Chantelle asintió. Luego se acercó más y susurró:

—Míralas. Su piel es blanca como la nieve, sus cuerpos son curvilíneos y sus figuras son perfectas. ¿No despiertan tu interés en absoluto?

Daniel le sonrió con suficiencia y dijo:

—¿Por qué te estás menospreciando?

Chantelle miró su propio cuerpo. No estaba mal.

Sus ojos se movieron hacia Daniel, deteniéndose debajo de su cintura. Recordó que antes no podía ponerse duro.

Tal vez aún no se había recuperado por completo. ¿Era por eso que no reaccionaba, incluso con dos hermosas mujeres justo frente a él?

El rostro de Daniel se oscureció cuando la sorprendió mirando. Sabía exactamente lo que estaba pensando.

—¿Quieres probar? —dijo entre dientes.

Chantelle rápidamente negó con la cabeza.

—No, no lo quiero. Puedes pedirles a ellas que lo intenten. Están dispuestas.

—¡Chantelle Bentley! ¡Deja de arrojarme basura en mi camino! —dijo Daniel entre dientes mientras miraba directamente a los ojos de Chantelle mientras volteaba el bistec con un fuerte ruido.
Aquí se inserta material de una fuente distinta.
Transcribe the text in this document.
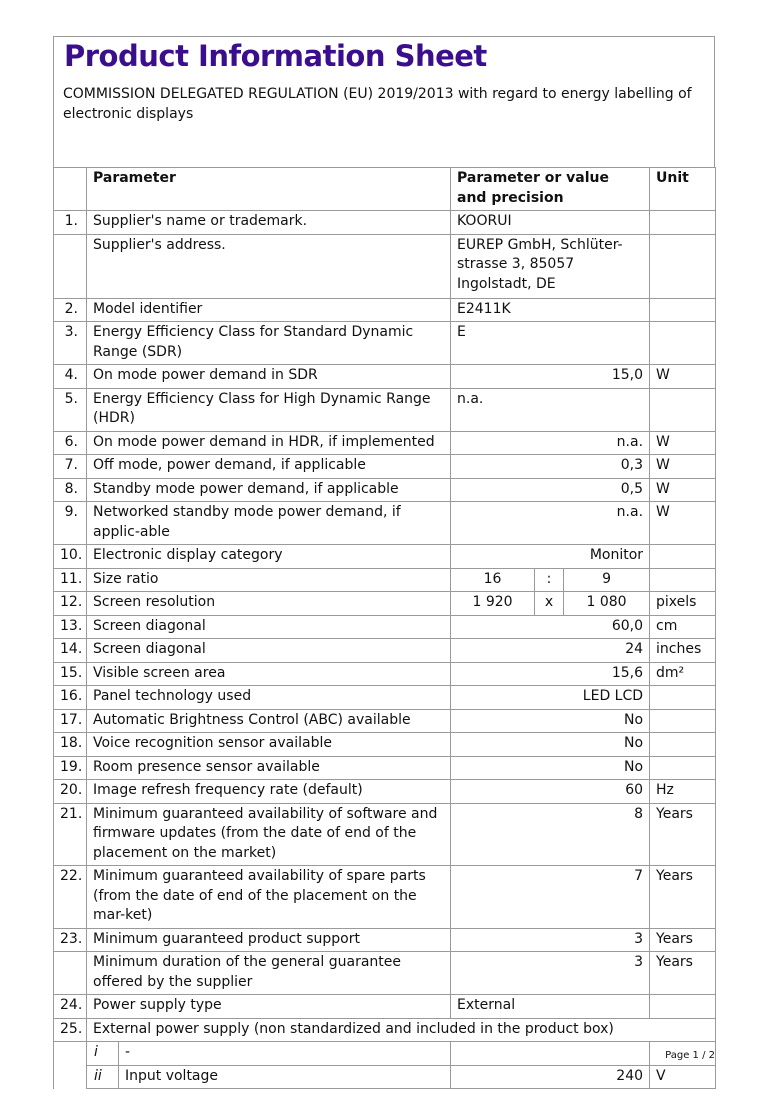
Product Information Sheet
COMMISSION DELEGATED REGULATION (EU) 2019/2013 with regard to energy labelling of electronic displays
	Parameter		Parameter or value and precision			Unit
1.	Supplier's name or trademark.		KOORUI			
	Supplier's address.		EUREP GmbH, Schlüter-strasse 3, 85057 Ingolstadt, DE			
2.	Model identifier		E2411K			
3.	Energy Efficiency Class for Standard Dynamic Range (SDR)		E			
4.	On mode power demand in SDR		15,0			W
5.	Energy Efficiency Class for High Dynamic Range (HDR)		n.a.			
6.	On mode power demand in HDR, if implemented		n.a.			W
7.	Off mode, power demand, if applicable		0,3			W
8.	Standby mode power demand, if applicable		0,5			W
9.	Networked standby mode power demand, if applic-able		n.a.			W
10.	Electronic display category		Monitor			
11.	Size ratio		16	:	9	
12.	Screen resolution		1 920	x	1 080	pixels
13.	Screen diagonal		60,0			cm
14.	Screen diagonal		24			inches
15.	Visible screen area		15,6			dm²
16.	Panel technology used		LED LCD			
17.	Automatic Brightness Control (ABC) available		No			
18.	Voice recognition sensor available		No			
19.	Room presence sensor available		No			
20.	Image refresh frequency rate (default)		60			Hz
21.	Minimum guaranteed availability of software and firmware updates (from the date of end of the placement on the market)		8			Years
22.	Minimum guaranteed availability of spare parts (from the date of end of the placement on the mar-ket)		7			Years
23.	Minimum guaranteed product support		3			Years
	Minimum duration of the general guarantee offered by the supplier		3			Years
24.	Power supply type		External			
25.	External power supply (non standardized and included in the product box)					
	i	-				
	ii	Input voltage	240			V
Page 1 / 2
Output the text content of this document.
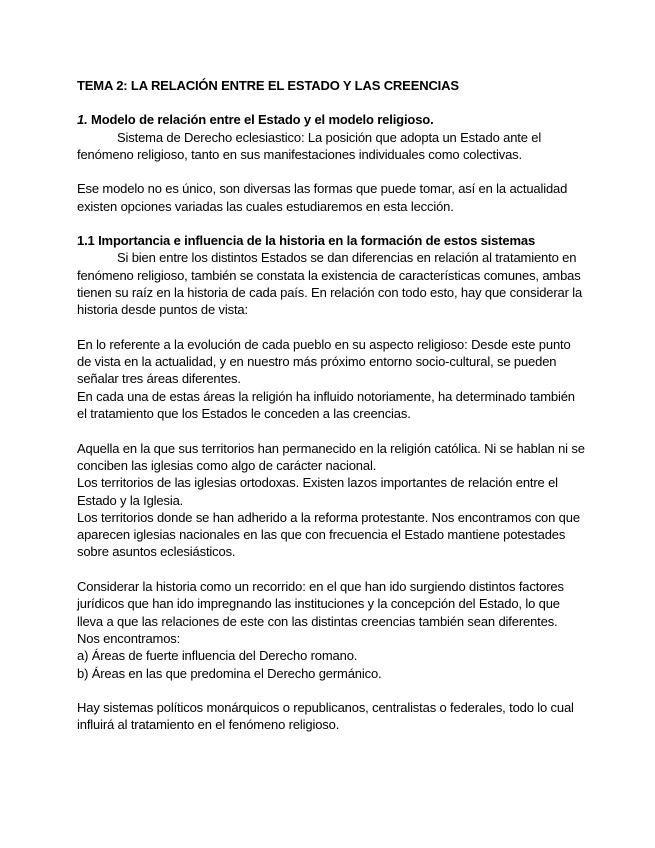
TEMA 2: LA RELACIÓN ENTRE EL ESTADO Y LAS CREENCIAS

1. Modelo de relación entre el Estado y el modelo religioso.

Sistema de Derecho eclesiastico: La posición que adopta un Estado ante el fenómeno religioso, tanto en sus manifestaciones individuales como colectivas.

Ese modelo no es único, son diversas las formas que puede tomar, así en la actualidad existen opciones variadas las cuales estudiaremos en esta lección.

1.1 Importancia e influencia de la historia en la formación de estos sistemas

Si bien entre los distintos Estados se dan diferencias en relación al tratamiento en fenómeno religioso, también se constata la existencia de características comunes, ambas tienen su raíz en la historia de cada país. En relación con todo esto, hay que considerar la historia desde puntos de vista:

En lo referente a la evolución de cada pueblo en su aspecto religioso: Desde este punto de vista en la actualidad, y en nuestro más próximo entorno socio-cultural, se pueden señalar tres áreas diferentes.

En cada una de estas áreas la religión ha influido notoriamente, ha determinado también el tratamiento que los Estados le conceden a las creencias.

Aquella en la que sus territorios han permanecido en la religión católica. Ni se hablan ni se conciben las iglesias como algo de carácter nacional.

Los territorios de las iglesias ortodoxas. Existen lazos importantes de relación entre el Estado y la Iglesia.

Los territorios donde se han adherido a la reforma protestante. Nos encontramos con que aparecen iglesias nacionales en las que con frecuencia el Estado mantiene potestades sobre asuntos eclesiásticos.

Considerar la historia como un recorrido: en el que han ido surgiendo distintos factores jurídicos que han ido impregnando las instituciones y la concepción del Estado, lo que lleva a que las relaciones de este con las distintas creencias también sean diferentes.

Nos encontramos:

a) Áreas de fuerte influencia del Derecho romano.

b) Áreas en las que predomina el Derecho germánico.

Hay sistemas políticos monárquicos o republicanos, centralistas o federales, todo lo cual influirá al tratamiento en el fenómeno religioso.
No estaba enojado en absoluto, pero la mirada en sus ojos la puso nerviosa.

Chantelle retrocedió rápidamente, dándose cuenta de que había ido demasiado lejos. Luego, esperó en silencio mientras él terminaba de asar. Cuando terminó, cortó un trozo y se lo dio.

—Pruébalo —dijo Daniel antes de sugerir que bajaran a echar un vistazo.

Con sus guardaespaldas alrededor, nada podía salir realmente mal.

Cuando ella se puso de pie, Daniel todavía estaba en cuclillas en el suelo sin moverse, como si estuviera esperando algo.